Les mains moites, le regard anxieux, Léa, 42 ans, attend. Dans son sac, des documents, des t-shirts et une angoisse qui prend toute la place. « C’est horrible, là, le stress. J’ai pas dormi de la nuit. » Debout face à elle, un ami l’accompagne. « Tu vas voir, ça va aller, c’est juste une formalité », tente-t-il. Ce matin-là, trois personnes trans se sont succédé dans cette salle d’audience. Face à un parterre de robes noires, elles ont dû justifier que oui, elles étaient bien des femmes ou des hommes. Et que oui, ce changement d’état civil était nécessaire. La porte s’ouvre. « C’est à vous, suivez-moi. » Léa lance un regard à son ami et s’engouffre dans la salle où son jugement se fera à huis clos. Neuf personnes lui font face. D’un ton grave, la juge énumère le contenu du dossier. Les factures, les témoignages de ses proches, les contrats. « J’ai refusé de mettre des photos dans mon dossier. Ils avaient juste une capture d’écran d’un post LinkedIn sur lequel il y avait une petite photo de moi. Je ne voulais pas qu’ils jugent mon corps pour décider si j’avais le droit d’être qui je suis. » Quinze minutes passent et les questions s’enchaînent. « Pourquoi ce changement est important pour vous ? », « Pourquoi maintenant ? », « Avez-vous des points à ajouter ? »… L’avis du procureur tombe : favorable. « Le document officiel vous sera envoyé dans les prochaines semaines par la Poste. » Un soulagement pour Léa, qui sort de la salle d’audience en dansant.

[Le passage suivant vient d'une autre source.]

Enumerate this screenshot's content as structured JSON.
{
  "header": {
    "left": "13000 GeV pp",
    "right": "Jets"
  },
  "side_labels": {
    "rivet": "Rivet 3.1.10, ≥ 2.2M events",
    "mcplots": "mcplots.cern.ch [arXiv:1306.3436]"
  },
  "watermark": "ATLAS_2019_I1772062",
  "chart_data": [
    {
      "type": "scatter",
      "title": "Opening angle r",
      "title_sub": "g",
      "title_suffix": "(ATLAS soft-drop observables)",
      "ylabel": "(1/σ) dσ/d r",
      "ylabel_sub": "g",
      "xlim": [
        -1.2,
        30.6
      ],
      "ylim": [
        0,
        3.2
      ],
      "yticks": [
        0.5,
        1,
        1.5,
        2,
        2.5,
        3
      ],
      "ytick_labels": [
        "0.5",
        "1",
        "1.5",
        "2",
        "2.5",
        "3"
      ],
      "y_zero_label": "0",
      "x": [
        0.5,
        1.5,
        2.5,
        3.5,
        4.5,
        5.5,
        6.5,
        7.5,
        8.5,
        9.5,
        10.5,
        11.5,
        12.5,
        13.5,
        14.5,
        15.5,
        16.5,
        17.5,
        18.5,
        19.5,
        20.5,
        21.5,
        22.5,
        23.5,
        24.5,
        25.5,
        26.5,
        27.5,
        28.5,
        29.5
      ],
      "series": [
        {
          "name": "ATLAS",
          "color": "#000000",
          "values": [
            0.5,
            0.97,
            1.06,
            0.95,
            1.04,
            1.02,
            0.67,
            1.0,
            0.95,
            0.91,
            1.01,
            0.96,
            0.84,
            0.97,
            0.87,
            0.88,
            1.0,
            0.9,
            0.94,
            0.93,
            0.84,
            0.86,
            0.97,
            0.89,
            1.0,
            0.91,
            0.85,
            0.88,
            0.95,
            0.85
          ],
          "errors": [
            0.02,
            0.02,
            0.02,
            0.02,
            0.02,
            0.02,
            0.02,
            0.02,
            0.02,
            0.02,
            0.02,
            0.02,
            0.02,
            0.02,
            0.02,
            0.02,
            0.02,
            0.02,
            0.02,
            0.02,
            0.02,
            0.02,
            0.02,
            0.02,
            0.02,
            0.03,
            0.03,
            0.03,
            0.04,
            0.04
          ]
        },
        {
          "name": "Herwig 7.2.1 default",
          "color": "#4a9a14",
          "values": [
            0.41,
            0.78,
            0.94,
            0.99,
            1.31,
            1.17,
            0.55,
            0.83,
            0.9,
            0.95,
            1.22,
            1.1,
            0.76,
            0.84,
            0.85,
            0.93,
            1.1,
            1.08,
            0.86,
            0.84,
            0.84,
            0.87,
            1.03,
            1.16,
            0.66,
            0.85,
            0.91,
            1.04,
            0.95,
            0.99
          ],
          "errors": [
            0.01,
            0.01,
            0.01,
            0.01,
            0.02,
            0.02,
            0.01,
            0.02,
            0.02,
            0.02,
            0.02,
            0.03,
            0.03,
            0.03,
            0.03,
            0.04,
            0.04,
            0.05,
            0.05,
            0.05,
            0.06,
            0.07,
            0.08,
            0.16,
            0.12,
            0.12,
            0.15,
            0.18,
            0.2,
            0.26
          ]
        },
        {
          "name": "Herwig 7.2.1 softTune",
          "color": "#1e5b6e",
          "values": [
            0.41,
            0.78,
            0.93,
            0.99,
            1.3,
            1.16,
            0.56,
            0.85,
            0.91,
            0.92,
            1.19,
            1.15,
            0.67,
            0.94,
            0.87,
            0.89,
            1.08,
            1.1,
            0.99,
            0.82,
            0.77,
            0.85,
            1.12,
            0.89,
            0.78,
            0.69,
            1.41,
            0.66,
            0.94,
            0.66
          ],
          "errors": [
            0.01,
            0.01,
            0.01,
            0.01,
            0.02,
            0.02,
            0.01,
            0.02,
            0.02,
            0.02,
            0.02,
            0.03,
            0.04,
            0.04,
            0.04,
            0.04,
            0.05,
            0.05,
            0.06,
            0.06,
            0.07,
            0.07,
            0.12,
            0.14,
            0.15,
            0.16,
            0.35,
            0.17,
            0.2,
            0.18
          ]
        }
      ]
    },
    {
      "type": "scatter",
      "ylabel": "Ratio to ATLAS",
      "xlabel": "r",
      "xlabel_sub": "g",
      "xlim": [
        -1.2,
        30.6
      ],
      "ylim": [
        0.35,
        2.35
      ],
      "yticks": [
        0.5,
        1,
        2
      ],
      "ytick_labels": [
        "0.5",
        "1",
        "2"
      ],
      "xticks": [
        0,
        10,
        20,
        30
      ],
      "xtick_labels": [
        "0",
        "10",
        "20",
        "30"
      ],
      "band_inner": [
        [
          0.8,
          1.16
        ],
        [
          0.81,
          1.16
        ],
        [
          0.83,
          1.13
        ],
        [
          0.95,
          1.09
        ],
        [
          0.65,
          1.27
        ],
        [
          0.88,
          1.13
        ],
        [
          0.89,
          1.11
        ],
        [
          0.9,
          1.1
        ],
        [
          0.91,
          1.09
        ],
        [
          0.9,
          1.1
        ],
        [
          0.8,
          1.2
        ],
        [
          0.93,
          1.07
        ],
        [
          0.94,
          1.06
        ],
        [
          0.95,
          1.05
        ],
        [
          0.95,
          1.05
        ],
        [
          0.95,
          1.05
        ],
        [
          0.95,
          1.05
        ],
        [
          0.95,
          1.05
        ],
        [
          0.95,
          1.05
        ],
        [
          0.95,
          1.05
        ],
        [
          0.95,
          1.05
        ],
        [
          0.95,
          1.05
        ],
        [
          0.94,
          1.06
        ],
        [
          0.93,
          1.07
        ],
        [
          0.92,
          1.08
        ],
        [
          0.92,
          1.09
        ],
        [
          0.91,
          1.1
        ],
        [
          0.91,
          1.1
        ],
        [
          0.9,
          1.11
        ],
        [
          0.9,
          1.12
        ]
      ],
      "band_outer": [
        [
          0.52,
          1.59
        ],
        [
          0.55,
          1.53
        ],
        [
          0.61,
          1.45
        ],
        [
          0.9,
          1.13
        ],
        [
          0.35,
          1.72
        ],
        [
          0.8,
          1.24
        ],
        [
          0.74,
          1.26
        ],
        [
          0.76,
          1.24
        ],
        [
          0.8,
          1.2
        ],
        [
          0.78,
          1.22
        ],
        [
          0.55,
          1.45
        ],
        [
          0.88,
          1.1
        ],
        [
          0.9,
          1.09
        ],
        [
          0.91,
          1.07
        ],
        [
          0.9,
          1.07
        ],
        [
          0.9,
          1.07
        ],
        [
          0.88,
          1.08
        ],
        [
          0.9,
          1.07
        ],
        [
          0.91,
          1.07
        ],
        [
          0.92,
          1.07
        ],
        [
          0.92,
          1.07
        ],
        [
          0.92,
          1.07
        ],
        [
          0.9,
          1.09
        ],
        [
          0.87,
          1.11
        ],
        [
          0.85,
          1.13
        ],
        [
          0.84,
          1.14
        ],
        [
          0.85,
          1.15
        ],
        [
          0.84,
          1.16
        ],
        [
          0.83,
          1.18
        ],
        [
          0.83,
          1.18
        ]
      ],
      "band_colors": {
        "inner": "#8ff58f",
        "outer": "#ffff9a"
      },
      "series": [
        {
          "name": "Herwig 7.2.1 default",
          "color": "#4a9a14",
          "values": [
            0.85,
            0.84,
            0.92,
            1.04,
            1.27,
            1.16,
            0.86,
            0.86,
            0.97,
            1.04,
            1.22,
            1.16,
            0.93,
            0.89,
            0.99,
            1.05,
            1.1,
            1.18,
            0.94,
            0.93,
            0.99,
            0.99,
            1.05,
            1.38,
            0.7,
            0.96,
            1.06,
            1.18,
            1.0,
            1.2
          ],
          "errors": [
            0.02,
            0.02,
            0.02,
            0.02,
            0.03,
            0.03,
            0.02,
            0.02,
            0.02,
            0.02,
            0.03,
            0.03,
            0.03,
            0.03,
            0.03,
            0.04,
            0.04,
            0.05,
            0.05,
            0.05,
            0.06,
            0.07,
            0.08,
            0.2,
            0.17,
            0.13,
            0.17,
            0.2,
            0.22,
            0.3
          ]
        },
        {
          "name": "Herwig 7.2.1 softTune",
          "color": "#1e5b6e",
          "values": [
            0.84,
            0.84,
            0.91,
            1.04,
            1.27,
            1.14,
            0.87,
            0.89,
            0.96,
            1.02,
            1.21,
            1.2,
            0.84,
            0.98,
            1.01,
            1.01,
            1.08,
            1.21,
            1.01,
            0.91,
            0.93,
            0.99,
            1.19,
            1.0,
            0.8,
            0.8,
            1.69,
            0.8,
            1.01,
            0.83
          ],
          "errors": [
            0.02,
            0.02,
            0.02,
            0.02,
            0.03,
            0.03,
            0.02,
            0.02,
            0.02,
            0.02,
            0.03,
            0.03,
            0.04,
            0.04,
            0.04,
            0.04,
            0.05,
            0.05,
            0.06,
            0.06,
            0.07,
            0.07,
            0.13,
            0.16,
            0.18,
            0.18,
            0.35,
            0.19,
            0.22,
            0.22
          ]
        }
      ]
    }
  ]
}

Depuis 2016 et la loi de modernisation de la justice, les personnes trans qui veulent changer la mention de sexe à l’état civil doivent constituer un dossier pour prouver qu’elles s’identifient bien sous l’identité de genre revendiquée. Avant cette date, elles devaient prouver qu’elles avaient bien été opérées et donc stérilisées. « Aux réunions qui ont précédé ce changement législatif, nous devions être quatre ou cinq personnes d’associations, se remémore Axel Léotard, militant et auteur de l’ouvrage Transidentités, une histoire volée. Entre 2009 et 2015, nous avions des réunions régulières et l’on était persuadés que nous allions obtenir plus d’autodétermination. Finalement, on a obtenu une loi très en deçà de nos espérances, même si elle a le mérite d’exister. »
Lui a demandé son changement d’état civil en 2008. Accompagné d’une avocate, il a dû fournir des preuves médicales, deux certificats de psychiatres et des témoignages.